Anatomic sites from which more than one species was recovered included the back, trunk, neck, and groin. The PCR-RFLP methodology employed allowed the detection and characterization of Malassezia species mixtures, which otherwise are difficult to discriminate. Detection of mixtures would be important because Malassezia species could have different responses to antifungal agents.
As Mirhendi et al. indicated, Cfo I allows a clear discrimination of 9 Malassezia species but is not useful to differentiate M. dermatis and M. sympodialis. To differentiate these species they used BstF5121; however this enzyme is not available in our country. We were able, however, to distinguish these species using Mbo I.
PV lesions are more commonly seen on trunk and arms in a bilateral and asymmetrical distribution.2,11,14,17,22 We observed a high frequency of patients with multiple lesions (28.4%) and lesions in unusual locations, such as neck, face, and especially the groin. Probably the high ambient temperature and humidity of our region encourage PV spread.8
Epidemiological studies point out a prevalence of some species in certain body sites and also their relationship with some pathology.14,16,17,22 We did not observe differences in Malassezia species distribution according to the body sites. This might be related to the frequent presence of patients with extensive PV lesions. M. restricta is often associated with head, including scalp, neck, and face areas.3,16 In this study, the three M. restricta isolations were always found in trunk and neck lesions in association with the more frequent species.

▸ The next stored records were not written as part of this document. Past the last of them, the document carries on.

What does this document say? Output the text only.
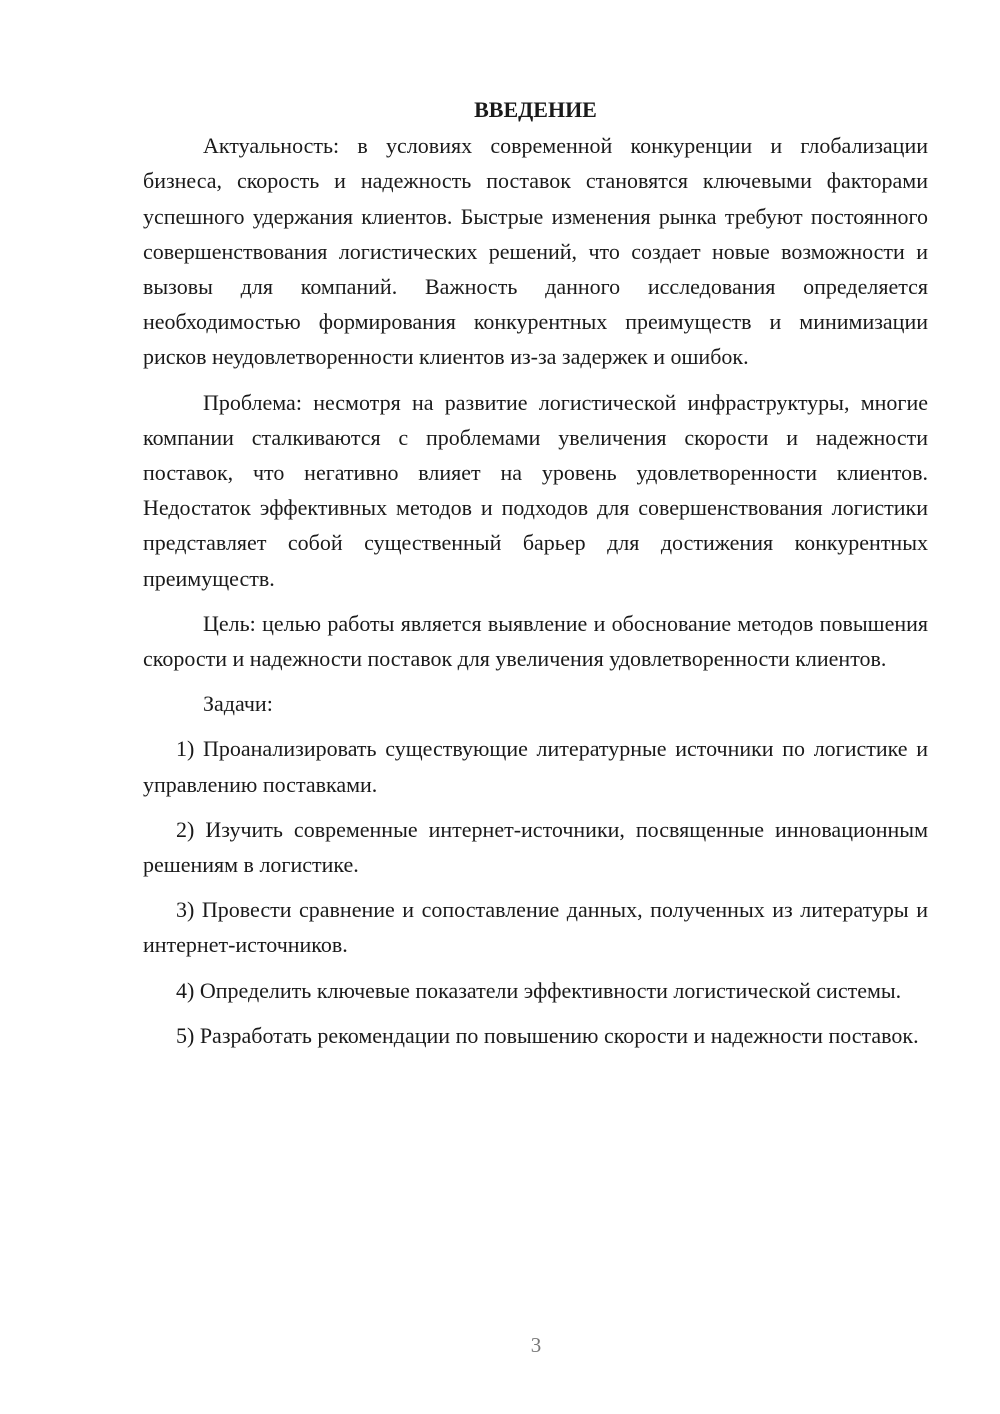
ВВЕДЕНИЕ

Актуальность: в условиях современной конкуренции и глобализации бизнеса, скорость и надежность поставок становятся ключевыми факторами успешного удержания клиентов. Быстрые изменения рынка требуют постоянного совершенствования логистических решений, что создает новые возможности и вызовы для компаний. Важность данного исследования определяется необходимостью формирования конкурентных преимуществ и минимизации рисков неудовлетворенности клиентов из-за задержек и ошибок.

Проблема: несмотря на развитие логистической инфраструктуры, многие компании сталкиваются с проблемами увеличения скорости и надежности поставок, что негативно влияет на уровень удовлетворенности клиентов. Недостаток эффективных методов и подходов для совершенствования логистики представляет собой существенный барьер для достижения конкурентных преимуществ.

Цель: целью работы является выявление и обоснование методов повышения скорости и надежности поставок для увеличения удовлетворенности клиентов.

Задачи:

1) Проанализировать существующие литературные источники по логистике и управлению поставками.

2) Изучить современные интернет-источники, посвященные инновационным решениям в логистике.

3) Провести сравнение и сопоставление данных, полученных из литературы и интернет-источников.

4) Определить ключевые показатели эффективности логистической системы.

5) Разработать рекомендации по повышению скорости и надежности поставок.

3
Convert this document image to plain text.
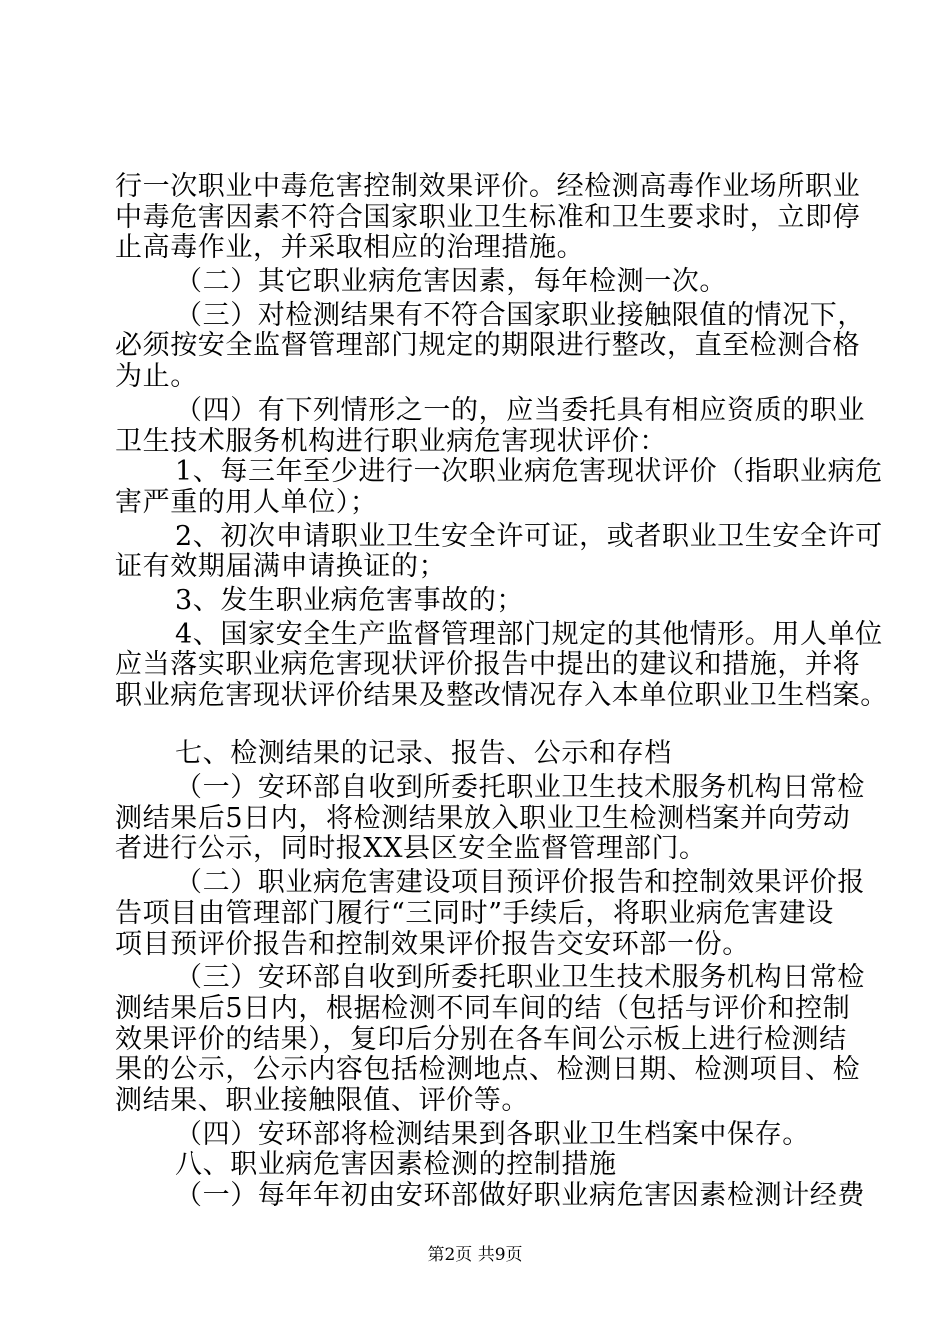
行一次职业中毒危害控制效果评价。经检测高毒作业场所职业
中毒危害因素不符合国家职业卫生标准和卫生要求时，立即停
止高毒作业，并采取相应的治理措施。
（二）其它职业病危害因素，每年检测一次。
（三）对检测结果有不符合国家职业接触限值的情况下，
必须按安全监督管理部门规定的期限进行整改，直至检测合格
为止。
（四）有下列情形之一的，应当委托具有相应资质的职业
卫生技术服务机构进行职业病危害现状评价：
1、每三年至少进行一次职业病危害现状评价（指职业病危
害严重的用人单位）；
2、初次申请职业卫生安全许可证，或者职业卫生安全许可
证有效期届满申请换证的；
3、发生职业病危害事故的；
4、国家安全生产监督管理部门规定的其他情形。用人单位
应当落实职业病危害现状评价报告中提出的建议和措施，并将
职业病危害现状评价结果及整改情况存入本单位职业卫生档案。
七、检测结果的记录、报告、公示和存档
（一）安环部自收到所委托职业卫生技术服务机构日常检
测结果后5日内，将检测结果放入职业卫生检测档案并向劳动
者进行公示，同时报XX县区安全监督管理部门。
（二）职业病危害建设项目预评价报告和控制效果评价报
告项目由管理部门履行“三同时”手续后，将职业病危害建设
项目预评价报告和控制效果评价报告交安环部一份。
（三）安环部自收到所委托职业卫生技术服务机构日常检
测结果后5日内，根据检测不同车间的结（包括与评价和控制
效果评价的结果），复印后分别在各车间公示板上进行检测结
果的公示，公示内容包括检测地点、检测日期、检测项目、检
测结果、职业接触限值、评价等。
（四）安环部将检测结果到各职业卫生档案中保存。
八、职业病危害因素检测的控制措施
（一）每年年初由安环部做好职业病危害因素检测计经费
第2页 共9页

PV is a disease more commonly found among teenagers and young adults of both genders. Among children it is generally rare, and unusual in older adults, although cases are more common in tropical zones.2,5,11,14,16,22 This agrees with the prevalence observed in this work, where 16% of cases were found in patients older than 41 years. It may be that subtropical climate factors of this region favour a broader age range of incidence for PV.
Significant difference between genders according to the patient's age group was found only in the 31–40-year-old group, with a higher frequency for female patients. This difference may be related to a higher frequency of women seeking treatment for aesthetic reasons.

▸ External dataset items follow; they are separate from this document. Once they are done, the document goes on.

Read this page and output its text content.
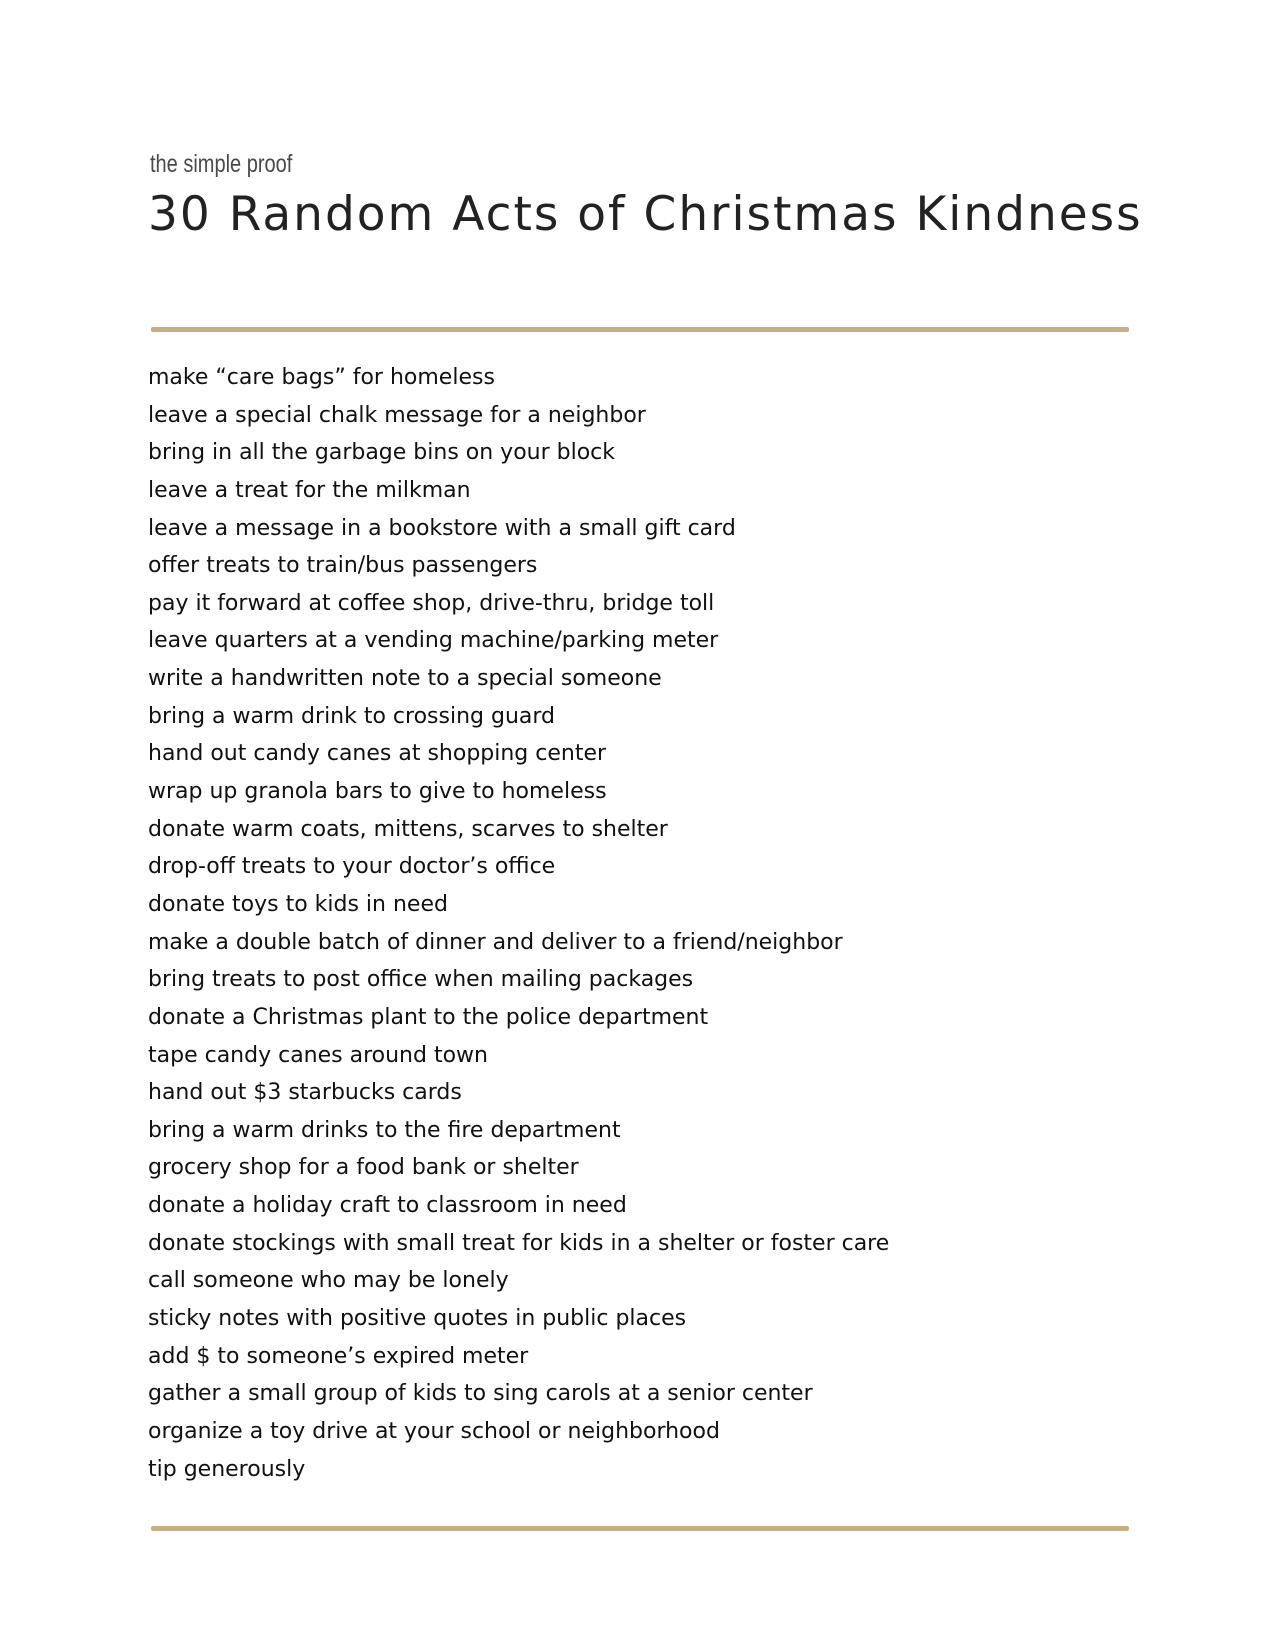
the simple proof
30 Random Acts of Christmas Kindness
make “care bags” for homeless
leave a special chalk message for a neighbor
bring in all the garbage bins on your block
leave a treat for the milkman
leave a message in a bookstore with a small gift card
offer treats to train/bus passengers
pay it forward at coffee shop, drive-thru, bridge toll
leave quarters at a vending machine/parking meter
write a handwritten note to a special someone
bring a warm drink to crossing guard
hand out candy canes at shopping center
wrap up granola bars to give to homeless
donate warm coats, mittens, scarves to shelter
drop-off treats to your doctor’s office
donate toys to kids in need
make a double batch of dinner and deliver to a friend/neighbor
bring treats to post office when mailing packages
donate a Christmas plant to the police department
tape candy canes around town
hand out $3 starbucks cards
bring a warm drinks to the fire department
grocery shop for a food bank or shelter
donate a holiday craft to classroom in need
donate stockings with small treat for kids in a shelter or foster care
call someone who may be lonely
sticky notes with positive quotes in public places
add $ to someone’s expired meter
gather a small group of kids to sing carols at a senior center
organize a toy drive at your school or neighborhood
tip generously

The Chi-square test showed significant differences in species distribution according to sex only for M. globosa, which was more frequent in female patients. No special association with gender was obtained for the other species isolated.
Our results add to previously published epidemiological studies, all of which show geographical variations in Malassezia species distribution. This cannot be explained solely by differences in sampling techniques, culture medium, or identification procedures. Ethnic origin or/and geographical factors could contribute towards these differences.1,8
Since the taxonomic revision carried out by Guého et al.12, a number of studies have evolved with the aim of elucidating the ecology and role of the different species in the pathological disorders associated with this group of yeasts. This work is a contribution to the knowledge of Malassezia genus ecology. Further studies will be necessary in order to explain the relationships of these species with the environment and with the associated pathologies.
We gratefully acknowledge Dr. Aristea Velegraki and Dr. George Gaitanis, Mycology Laboratory, Medical School, University of Athens, Greece, for advice and valuable suggestions in revising the manuscript.